La plateforme de diffusion et de production Netflix cherche décidemment à redéfinir les contours du paysage cinématographique actuel. On se souvient de la polémique qu’avait engendrée la présence du long métrage Okja en compétition au Festival de Cannes alors qu’il était distribué par et sur Netflix. Cette fois-ci, c’est le duo des frères Coen qui débarque sur la plateforme avec la très entrainante ballade de Buster Scruggs.

Imaginé au départ comme une mini-série, cette escapade burlesque dans l’Ouest américain a finalement surgit sous la forme d’un film, découpé en six histoires différentes. Pendant un peu plus de 2h, le spectateur traverse l’imaginaire du western via le regard des Coen qui n’en sont pas à leur premier tir de revolver. La figure du Cowboy, cette humanisation historique de la violence et de la cupidité nous fait remémorer l’excellent No Country for Old Men ou le plus déjanté True Grit.

Ici, on est tout de même dans un format beaucoup plus atypique. Le long métrage est servi au spectateur comme un livre de contes et légendes de l’Ouest, qui se succèdent et délivrent un ou plusieurs messages. On pourrait presque penser à des fables. Attention néanmoins, car il n’est pas question d’employer un ton moralisateur, mais de raconter la fatuité du destin et parfois aussi, l’absurdité de la mort.
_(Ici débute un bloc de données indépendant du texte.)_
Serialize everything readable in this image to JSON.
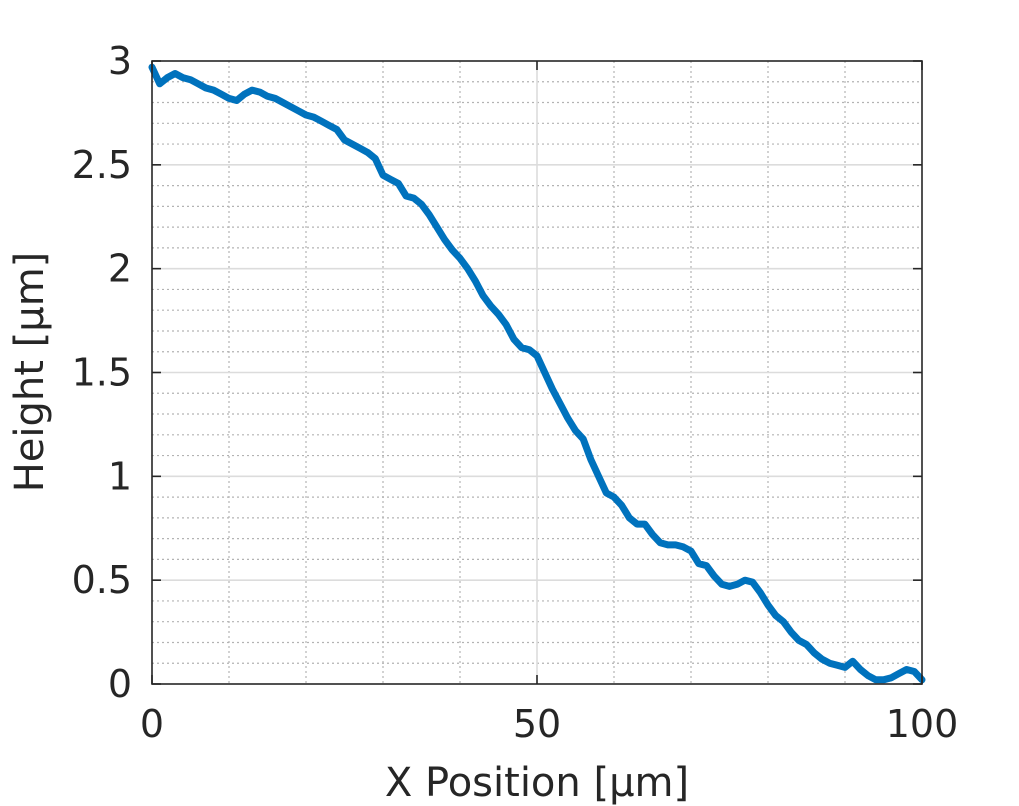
{
  "chart_data": {
    "type": "line",
    "title": "",
    "xlabel": "X Position [μm]",
    "ylabel": "Height [μm]",
    "xlim": [
      0,
      100
    ],
    "ylim": [
      0,
      3
    ],
    "x_ticks": [
      0,
      50,
      100
    ],
    "y_ticks": [
      0,
      0.5,
      1,
      1.5,
      2,
      2.5,
      3
    ],
    "x_tick_labels": [
      "0",
      "50",
      "100"
    ],
    "y_tick_labels": [
      "0",
      "0.5",
      "1",
      "1.5",
      "2",
      "2.5",
      "3"
    ],
    "grid": true,
    "minor_grid": true,
    "legend": "none",
    "series": [
      {
        "color": "#0072BD",
        "x": [
          0,
          1,
          2,
          3,
          4,
          5,
          6,
          7,
          8,
          9,
          10,
          11,
          12,
          13,
          14,
          15,
          16,
          17,
          18,
          19,
          20,
          21,
          22,
          23,
          24,
          25,
          26,
          27,
          28,
          29,
          30,
          31,
          32,
          33,
          34,
          35,
          36,
          37,
          38,
          39,
          40,
          41,
          42,
          43,
          44,
          45,
          46,
          47,
          48,
          49,
          50,
          51,
          52,
          53,
          54,
          55,
          56,
          57,
          58,
          59,
          60,
          61,
          62,
          63,
          64,
          65,
          66,
          67,
          68,
          69,
          70,
          71,
          72,
          73,
          74,
          75,
          76,
          77,
          78,
          79,
          80,
          81,
          82,
          83,
          84,
          85,
          86,
          87,
          88,
          89,
          90,
          91,
          92,
          93,
          94,
          95,
          96,
          97,
          98,
          99,
          100
        ],
        "y": [
          2.97,
          2.89,
          2.92,
          2.94,
          2.92,
          2.91,
          2.89,
          2.87,
          2.86,
          2.84,
          2.82,
          2.81,
          2.84,
          2.86,
          2.85,
          2.83,
          2.82,
          2.8,
          2.78,
          2.76,
          2.74,
          2.73,
          2.71,
          2.69,
          2.67,
          2.62,
          2.6,
          2.58,
          2.56,
          2.53,
          2.45,
          2.43,
          2.41,
          2.35,
          2.34,
          2.31,
          2.26,
          2.2,
          2.14,
          2.09,
          2.05,
          2.0,
          1.94,
          1.87,
          1.82,
          1.78,
          1.73,
          1.66,
          1.62,
          1.61,
          1.58,
          1.5,
          1.42,
          1.35,
          1.28,
          1.22,
          1.18,
          1.08,
          1.0,
          0.92,
          0.9,
          0.86,
          0.8,
          0.77,
          0.77,
          0.72,
          0.68,
          0.67,
          0.67,
          0.66,
          0.64,
          0.58,
          0.57,
          0.52,
          0.48,
          0.47,
          0.48,
          0.5,
          0.49,
          0.44,
          0.38,
          0.33,
          0.3,
          0.25,
          0.21,
          0.19,
          0.15,
          0.12,
          0.1,
          0.09,
          0.08,
          0.11,
          0.07,
          0.04,
          0.02,
          0.02,
          0.03,
          0.05,
          0.07,
          0.06,
          0.02
        ]
      }
    ]
  }
}
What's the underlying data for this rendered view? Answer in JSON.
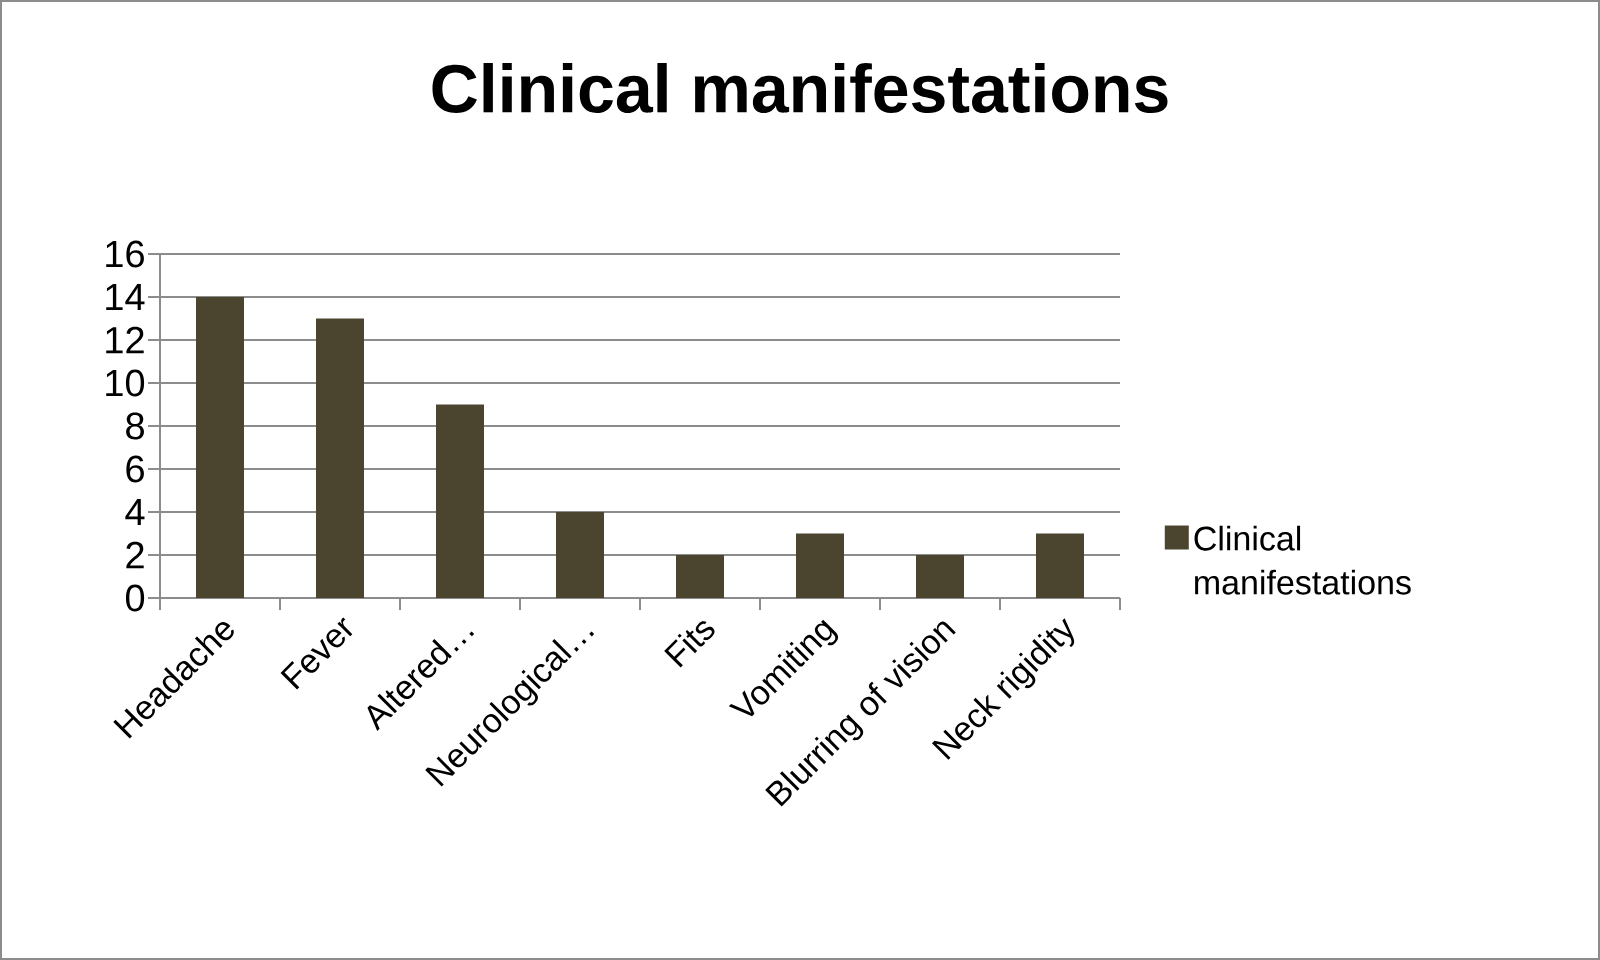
{
  "chart_data": {
    "type": "bar",
    "title": "Clinical manifestations",
    "categories": [
      "Headache",
      "Fever",
      "Altered…",
      "Neurological…",
      "Fits",
      "Vomiting",
      "Blurring of vision",
      "Neck rigidity"
    ],
    "series": [
      {
        "name": "Clinical manifestations",
        "color": "#4b452f",
        "values": [
          14,
          13,
          9,
          4,
          2,
          3,
          2,
          3
        ]
      }
    ],
    "ylim": [
      0,
      16
    ],
    "yticks": [
      0,
      2,
      4,
      6,
      8,
      10,
      12,
      14,
      16
    ],
    "grid": "y",
    "legend": "right"
  }
}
Soyons honnête, l’univers du western n’a jamais été synonyme de bon vivre et de bonheur, mais plutôt d’une formidable réserve de contradictions, d’intolérance et de meurtres. Cette période est donc un formidable terrain de jeu pour nos deux réalisateurs adeptes du cynisme.

Si l’ensemble est assez réussi, on peut reconnaître que le format épisodique du long métrage rend certaines histoires moins passionnantes que d’autres. Le casting est étonnant bien que peut-être un peu trop masculin, à noter la belle performance de Zoe Kazan qui est le seul véritable personnage féminin principal du film mais certainement le plus convaincant.

En conclusion, La ballade de Buster Scruggs est bien une réalisation des frères Coen, on ne peut s’y méprendre. La toile de fond fataliste mais souvent réaliste de la psychologie humaine est délicieusement offerte aux spectateurs. L’égocentrisme, la volonté d’être le meilleur, la cupidité sont quelques-uns des thèmes à découvrir. Et, ici et là, une pointe d’amour distillée au seuil de l’avènement de la modernité.